Monday, 27 June 2016
Dark Mansion of Forbidden Love
Another genre that got big play in the Bronze Age, and that went almost completely ignored by our gang, was that of Gothic Romance novels, then dominating the shelves of supermarkets everywhere.
Marvel had half a go at it, with Gothic Tales Of Love, a text and illustration magazine that lasted only three issues, but DC initially went at it full tilt, with The Dark Mansion Of Forbidden Love.
DC, of course, were old hands at both romance and mystery titles, and had really sown up comics-code approved horror with House Of Mystery, House Of The Secrets & The Witching Hour, so female centred gothic wasn't that much of a leap.
Each issue of DMOFL presented a complete 'novel-length' tale of romance and mystery, and though it's slightly churlish to say that all genre tropes were fully in place, ( spooky house, handsome brooding male lead, terrified but still plucky female lead ) it's how they played out that makes them fun.

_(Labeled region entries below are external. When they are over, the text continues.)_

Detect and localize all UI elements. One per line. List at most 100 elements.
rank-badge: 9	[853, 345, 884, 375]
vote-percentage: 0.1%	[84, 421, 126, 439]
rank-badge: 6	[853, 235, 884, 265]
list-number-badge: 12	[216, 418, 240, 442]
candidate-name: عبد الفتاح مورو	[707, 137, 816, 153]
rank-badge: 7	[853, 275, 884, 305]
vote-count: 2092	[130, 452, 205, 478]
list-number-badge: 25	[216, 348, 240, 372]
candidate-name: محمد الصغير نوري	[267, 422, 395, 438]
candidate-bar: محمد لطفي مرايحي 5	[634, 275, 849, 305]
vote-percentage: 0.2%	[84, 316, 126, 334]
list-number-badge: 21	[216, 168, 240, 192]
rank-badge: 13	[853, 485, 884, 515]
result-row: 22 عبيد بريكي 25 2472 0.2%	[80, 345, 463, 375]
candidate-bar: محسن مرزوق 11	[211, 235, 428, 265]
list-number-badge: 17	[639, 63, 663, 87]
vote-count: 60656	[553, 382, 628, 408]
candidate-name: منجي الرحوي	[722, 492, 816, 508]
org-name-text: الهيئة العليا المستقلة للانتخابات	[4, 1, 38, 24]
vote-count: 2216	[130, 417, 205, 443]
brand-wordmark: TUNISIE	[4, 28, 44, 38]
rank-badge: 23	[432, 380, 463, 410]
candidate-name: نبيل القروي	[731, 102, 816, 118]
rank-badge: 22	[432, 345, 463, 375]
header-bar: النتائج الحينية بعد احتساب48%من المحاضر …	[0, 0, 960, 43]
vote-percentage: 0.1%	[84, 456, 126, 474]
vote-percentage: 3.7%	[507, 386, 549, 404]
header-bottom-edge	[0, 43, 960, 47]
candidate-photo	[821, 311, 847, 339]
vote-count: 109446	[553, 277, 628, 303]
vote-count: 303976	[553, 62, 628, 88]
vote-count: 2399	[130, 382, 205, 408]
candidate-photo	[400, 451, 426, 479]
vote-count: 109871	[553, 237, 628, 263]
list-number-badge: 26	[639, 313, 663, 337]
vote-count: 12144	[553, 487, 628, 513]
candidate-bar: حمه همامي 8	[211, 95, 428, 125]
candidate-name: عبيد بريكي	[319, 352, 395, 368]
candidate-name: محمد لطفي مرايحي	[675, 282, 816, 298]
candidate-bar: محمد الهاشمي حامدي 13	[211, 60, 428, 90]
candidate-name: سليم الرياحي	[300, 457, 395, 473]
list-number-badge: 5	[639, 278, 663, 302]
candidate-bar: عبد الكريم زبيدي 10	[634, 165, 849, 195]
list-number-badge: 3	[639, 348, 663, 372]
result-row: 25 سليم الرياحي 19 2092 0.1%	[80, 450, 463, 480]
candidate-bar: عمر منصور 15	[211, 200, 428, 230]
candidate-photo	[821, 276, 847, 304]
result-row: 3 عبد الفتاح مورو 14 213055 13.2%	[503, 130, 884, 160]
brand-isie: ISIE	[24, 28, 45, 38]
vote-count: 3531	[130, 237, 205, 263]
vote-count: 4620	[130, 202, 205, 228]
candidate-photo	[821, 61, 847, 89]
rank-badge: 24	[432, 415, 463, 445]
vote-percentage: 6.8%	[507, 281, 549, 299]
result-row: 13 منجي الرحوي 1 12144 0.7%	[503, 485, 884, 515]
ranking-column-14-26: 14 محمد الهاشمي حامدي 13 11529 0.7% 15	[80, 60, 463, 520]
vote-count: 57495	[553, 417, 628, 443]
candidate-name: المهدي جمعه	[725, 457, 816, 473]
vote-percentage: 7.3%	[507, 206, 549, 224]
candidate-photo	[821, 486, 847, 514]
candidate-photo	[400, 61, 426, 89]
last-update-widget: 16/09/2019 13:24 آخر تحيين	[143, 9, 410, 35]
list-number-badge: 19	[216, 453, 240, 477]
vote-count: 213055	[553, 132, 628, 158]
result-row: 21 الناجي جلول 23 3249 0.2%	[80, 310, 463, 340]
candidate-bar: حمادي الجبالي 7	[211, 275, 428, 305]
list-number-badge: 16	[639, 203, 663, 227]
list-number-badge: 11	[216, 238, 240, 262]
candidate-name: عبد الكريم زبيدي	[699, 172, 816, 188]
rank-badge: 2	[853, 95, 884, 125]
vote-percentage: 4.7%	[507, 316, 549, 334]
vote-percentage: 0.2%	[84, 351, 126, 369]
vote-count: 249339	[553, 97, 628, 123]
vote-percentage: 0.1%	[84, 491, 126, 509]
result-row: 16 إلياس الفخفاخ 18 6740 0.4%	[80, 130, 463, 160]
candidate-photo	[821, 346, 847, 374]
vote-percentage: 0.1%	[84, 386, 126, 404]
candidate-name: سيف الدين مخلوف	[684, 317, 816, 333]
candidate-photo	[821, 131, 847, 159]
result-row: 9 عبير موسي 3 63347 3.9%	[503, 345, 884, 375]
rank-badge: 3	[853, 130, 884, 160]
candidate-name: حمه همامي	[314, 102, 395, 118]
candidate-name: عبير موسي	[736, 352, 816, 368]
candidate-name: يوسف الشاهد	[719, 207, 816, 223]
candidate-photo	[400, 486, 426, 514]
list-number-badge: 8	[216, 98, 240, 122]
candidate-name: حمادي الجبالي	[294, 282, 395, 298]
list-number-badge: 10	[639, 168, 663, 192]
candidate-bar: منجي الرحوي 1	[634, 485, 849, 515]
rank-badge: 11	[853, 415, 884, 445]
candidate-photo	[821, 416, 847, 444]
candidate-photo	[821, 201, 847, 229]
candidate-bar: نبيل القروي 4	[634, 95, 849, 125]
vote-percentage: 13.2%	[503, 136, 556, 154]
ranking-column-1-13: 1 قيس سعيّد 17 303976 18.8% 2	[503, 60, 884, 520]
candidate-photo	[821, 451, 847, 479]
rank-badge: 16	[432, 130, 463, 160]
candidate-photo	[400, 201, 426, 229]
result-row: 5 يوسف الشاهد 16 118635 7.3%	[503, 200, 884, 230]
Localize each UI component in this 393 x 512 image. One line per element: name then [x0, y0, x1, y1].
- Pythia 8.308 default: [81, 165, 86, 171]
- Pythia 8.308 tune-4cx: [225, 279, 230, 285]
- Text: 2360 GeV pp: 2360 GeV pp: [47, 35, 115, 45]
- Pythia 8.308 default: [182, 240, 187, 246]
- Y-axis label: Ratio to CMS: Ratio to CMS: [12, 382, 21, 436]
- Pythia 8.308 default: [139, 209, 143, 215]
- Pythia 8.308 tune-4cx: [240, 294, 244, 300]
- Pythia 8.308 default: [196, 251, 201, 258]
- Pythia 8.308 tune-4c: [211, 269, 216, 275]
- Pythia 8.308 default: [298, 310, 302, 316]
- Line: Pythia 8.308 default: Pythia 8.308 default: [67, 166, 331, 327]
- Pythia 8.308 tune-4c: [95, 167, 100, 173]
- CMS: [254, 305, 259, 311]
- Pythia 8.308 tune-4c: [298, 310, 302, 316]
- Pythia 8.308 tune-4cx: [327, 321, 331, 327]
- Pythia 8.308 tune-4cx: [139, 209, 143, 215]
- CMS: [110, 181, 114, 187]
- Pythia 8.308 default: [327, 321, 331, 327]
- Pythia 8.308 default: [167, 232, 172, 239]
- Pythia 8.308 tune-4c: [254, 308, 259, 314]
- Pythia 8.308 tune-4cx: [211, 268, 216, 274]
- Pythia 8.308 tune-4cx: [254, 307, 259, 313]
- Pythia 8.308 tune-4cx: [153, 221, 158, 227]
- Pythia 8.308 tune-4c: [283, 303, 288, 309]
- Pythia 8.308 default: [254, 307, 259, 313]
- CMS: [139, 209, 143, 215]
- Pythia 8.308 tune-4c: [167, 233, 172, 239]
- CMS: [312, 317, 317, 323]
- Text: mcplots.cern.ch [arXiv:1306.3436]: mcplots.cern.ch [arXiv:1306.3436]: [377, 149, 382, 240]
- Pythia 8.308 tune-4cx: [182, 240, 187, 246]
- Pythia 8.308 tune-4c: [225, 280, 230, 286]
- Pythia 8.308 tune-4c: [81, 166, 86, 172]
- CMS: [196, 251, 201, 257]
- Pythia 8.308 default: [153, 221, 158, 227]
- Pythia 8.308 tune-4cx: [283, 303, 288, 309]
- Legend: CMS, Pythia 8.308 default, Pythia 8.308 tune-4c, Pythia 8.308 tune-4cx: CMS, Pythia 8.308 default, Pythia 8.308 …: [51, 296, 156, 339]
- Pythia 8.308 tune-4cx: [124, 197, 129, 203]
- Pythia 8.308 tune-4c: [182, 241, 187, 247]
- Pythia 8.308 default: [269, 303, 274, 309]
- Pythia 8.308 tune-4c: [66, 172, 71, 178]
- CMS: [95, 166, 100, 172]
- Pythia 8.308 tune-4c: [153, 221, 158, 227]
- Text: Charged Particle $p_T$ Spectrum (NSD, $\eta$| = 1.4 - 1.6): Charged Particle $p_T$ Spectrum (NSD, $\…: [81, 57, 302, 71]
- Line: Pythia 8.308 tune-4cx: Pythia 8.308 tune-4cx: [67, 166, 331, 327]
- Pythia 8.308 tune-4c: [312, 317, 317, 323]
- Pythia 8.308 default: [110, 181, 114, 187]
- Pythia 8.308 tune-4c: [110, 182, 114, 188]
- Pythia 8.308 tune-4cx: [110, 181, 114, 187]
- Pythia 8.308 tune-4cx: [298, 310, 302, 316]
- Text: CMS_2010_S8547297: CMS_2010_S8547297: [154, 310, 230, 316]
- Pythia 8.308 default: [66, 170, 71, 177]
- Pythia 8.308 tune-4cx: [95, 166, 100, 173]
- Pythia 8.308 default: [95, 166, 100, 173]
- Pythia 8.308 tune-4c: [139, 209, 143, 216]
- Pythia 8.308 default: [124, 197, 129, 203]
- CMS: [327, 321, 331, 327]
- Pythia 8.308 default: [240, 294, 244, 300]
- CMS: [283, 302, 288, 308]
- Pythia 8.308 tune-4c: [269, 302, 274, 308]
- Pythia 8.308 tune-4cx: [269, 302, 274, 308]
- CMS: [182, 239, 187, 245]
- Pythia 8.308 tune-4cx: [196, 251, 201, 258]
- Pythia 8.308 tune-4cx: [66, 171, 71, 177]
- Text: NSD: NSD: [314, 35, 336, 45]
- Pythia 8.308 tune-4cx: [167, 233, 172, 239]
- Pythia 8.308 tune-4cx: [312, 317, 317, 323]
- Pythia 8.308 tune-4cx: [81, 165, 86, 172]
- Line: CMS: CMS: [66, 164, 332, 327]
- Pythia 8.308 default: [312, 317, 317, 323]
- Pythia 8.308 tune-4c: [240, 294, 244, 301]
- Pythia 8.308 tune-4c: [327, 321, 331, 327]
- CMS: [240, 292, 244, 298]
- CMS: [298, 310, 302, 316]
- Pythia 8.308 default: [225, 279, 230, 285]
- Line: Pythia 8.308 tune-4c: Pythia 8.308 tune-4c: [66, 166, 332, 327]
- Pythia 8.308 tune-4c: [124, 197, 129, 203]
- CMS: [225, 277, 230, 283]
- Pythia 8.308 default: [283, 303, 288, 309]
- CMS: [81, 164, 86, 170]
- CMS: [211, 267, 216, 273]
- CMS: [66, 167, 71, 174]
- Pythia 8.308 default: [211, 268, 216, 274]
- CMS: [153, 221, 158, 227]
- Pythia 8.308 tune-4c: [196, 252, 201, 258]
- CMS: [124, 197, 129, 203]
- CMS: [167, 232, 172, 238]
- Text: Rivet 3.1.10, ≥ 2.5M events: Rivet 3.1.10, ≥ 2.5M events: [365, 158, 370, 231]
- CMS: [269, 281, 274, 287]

Besides, what genre doesn't have it's own cliches.
Dark Mansion didn't last long, unfortunately, for some reason failing to find an audience, and was transformed into the more anthology themed, and less romantic Forbidden Tales Of Dark Mansion.
That was good too, but it's a shame this didn't work, as these are nice little mystery mementoes of a simpler, and more varied, time in comics.
The first issue is written in part by Dorothy Woolfolk, a fascinating character who was an editor at DC, Timely and EC, and who sort of invented Kryptonite, amongst her other accomplishments.
It's drawn by Tony Dezuniga, and it might just be one of the best things he ever did, being beautiful and atmospheric and superbly spooky.
Settle down in front of the fire, pour a glass of wine, and indulge.